La base aérienne de Manas, dernière base américaine en Asie centrale depuis la fermeture de la base de Karshi-Khanabad en Ouzbékistan en 2005 voyait en effet son maintien conditionné à la ratification d’un nouvel accord sur le prix de son bail. Accord qui fut signé en juin dernier au grand dam de Moscou qui se refuse à voir sa sphère d’influence menacée alors même que le Kirghizstan fait parti de la Shanghai Cooperation Organisation (Chine, Russie, Kazakhstan, Ouzbékistan, Tadjikistan et Kirghizistan) dont l’un des buts est le contrôle stratégique de la région.
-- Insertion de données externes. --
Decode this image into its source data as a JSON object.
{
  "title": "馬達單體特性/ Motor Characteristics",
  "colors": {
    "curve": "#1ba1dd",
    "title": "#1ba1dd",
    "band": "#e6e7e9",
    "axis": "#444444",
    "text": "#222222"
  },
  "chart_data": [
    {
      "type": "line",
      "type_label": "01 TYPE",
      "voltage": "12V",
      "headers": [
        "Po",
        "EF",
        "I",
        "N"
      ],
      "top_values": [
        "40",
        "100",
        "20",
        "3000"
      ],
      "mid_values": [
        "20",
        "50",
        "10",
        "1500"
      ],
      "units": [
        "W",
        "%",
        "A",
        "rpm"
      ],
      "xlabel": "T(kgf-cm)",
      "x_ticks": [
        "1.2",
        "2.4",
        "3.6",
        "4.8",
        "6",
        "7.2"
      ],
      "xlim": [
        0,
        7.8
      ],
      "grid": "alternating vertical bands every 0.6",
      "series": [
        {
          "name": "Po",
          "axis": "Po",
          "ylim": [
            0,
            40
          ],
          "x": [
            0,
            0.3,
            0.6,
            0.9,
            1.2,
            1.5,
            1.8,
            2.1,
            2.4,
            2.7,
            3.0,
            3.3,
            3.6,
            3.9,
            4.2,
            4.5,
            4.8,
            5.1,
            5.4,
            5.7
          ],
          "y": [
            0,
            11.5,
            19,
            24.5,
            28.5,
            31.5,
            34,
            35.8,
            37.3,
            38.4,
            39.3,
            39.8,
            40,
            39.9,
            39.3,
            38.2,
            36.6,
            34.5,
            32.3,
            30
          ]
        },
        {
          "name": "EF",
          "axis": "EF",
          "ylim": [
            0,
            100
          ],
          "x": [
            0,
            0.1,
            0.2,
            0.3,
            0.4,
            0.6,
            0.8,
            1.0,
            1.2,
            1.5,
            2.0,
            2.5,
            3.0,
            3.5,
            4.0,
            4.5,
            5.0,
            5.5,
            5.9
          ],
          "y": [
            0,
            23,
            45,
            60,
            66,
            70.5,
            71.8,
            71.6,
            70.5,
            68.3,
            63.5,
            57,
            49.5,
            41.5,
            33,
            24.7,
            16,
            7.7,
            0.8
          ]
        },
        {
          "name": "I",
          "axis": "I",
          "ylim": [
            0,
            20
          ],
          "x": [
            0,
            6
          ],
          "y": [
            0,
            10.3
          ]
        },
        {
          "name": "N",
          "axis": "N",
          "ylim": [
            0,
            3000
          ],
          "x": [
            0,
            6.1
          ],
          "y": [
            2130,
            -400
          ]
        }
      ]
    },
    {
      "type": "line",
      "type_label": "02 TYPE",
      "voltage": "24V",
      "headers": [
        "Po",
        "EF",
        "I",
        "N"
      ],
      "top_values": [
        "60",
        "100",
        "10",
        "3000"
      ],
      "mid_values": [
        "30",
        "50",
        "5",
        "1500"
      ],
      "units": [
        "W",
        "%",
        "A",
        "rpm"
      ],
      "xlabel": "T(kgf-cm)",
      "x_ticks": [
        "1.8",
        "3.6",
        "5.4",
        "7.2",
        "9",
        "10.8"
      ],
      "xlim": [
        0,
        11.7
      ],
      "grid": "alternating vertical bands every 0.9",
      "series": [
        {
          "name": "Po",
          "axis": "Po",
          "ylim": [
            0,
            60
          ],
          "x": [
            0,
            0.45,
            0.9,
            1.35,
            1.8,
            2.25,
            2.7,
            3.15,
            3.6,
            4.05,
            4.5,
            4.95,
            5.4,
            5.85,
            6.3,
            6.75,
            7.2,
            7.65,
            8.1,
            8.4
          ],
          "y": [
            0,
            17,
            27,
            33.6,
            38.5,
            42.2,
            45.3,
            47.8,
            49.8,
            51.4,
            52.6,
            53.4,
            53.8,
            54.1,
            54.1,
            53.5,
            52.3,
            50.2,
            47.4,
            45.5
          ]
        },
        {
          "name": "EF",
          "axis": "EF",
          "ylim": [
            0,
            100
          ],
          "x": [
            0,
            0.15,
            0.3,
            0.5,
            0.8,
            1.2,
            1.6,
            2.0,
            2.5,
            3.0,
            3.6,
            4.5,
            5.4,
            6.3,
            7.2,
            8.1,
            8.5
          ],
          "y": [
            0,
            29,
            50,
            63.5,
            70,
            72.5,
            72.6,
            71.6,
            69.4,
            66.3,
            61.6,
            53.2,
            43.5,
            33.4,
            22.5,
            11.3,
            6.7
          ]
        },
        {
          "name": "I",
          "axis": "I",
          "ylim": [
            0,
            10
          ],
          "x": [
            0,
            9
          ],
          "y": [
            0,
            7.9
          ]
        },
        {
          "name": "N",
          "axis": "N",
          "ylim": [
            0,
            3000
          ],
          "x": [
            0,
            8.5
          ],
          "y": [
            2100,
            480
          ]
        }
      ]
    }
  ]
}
La Fédération de Russie, non content d’avoir investi deux milliards de dollars au Kirghizistan avait par ailleurs obtenu du président Bakiyev l’installation d’une seconde base militaire à Och, dans la vallée de Ferghana, en plus de celle de Kant (vallée de Chuy) et du centre d’essai d’armement de Karakol dans la région d’Yssik Koul. Autant dire que l’annonce du maintien de la base américaine a de quoi exaspérer Moscou pour qui le projet d’installation du bouclier anti-missiles en Pologne et le réarmement de la Géorgie avec pour objectif son intégration dans l’OTAN constituent déjà des sérieuses menaces d’encerclement.

Le principal chef de l’opposition, l’ancien premier ministre Almazbek Atambayev et actuel président du Parti social-démocrate du Kirghizstan aurait certainement aimé pouvoir compter sur de fermes condamnations de Washington, il y a pourtant fort à parier que ce petit pays d’à peine 5,3 millions d’habitants dont le seul intérêt est conféré par sa situation géographique ne reçoive pas de l’Ouest l’appui moral escompté, mais à l’inverse, de l’Est, de sévères remontrances.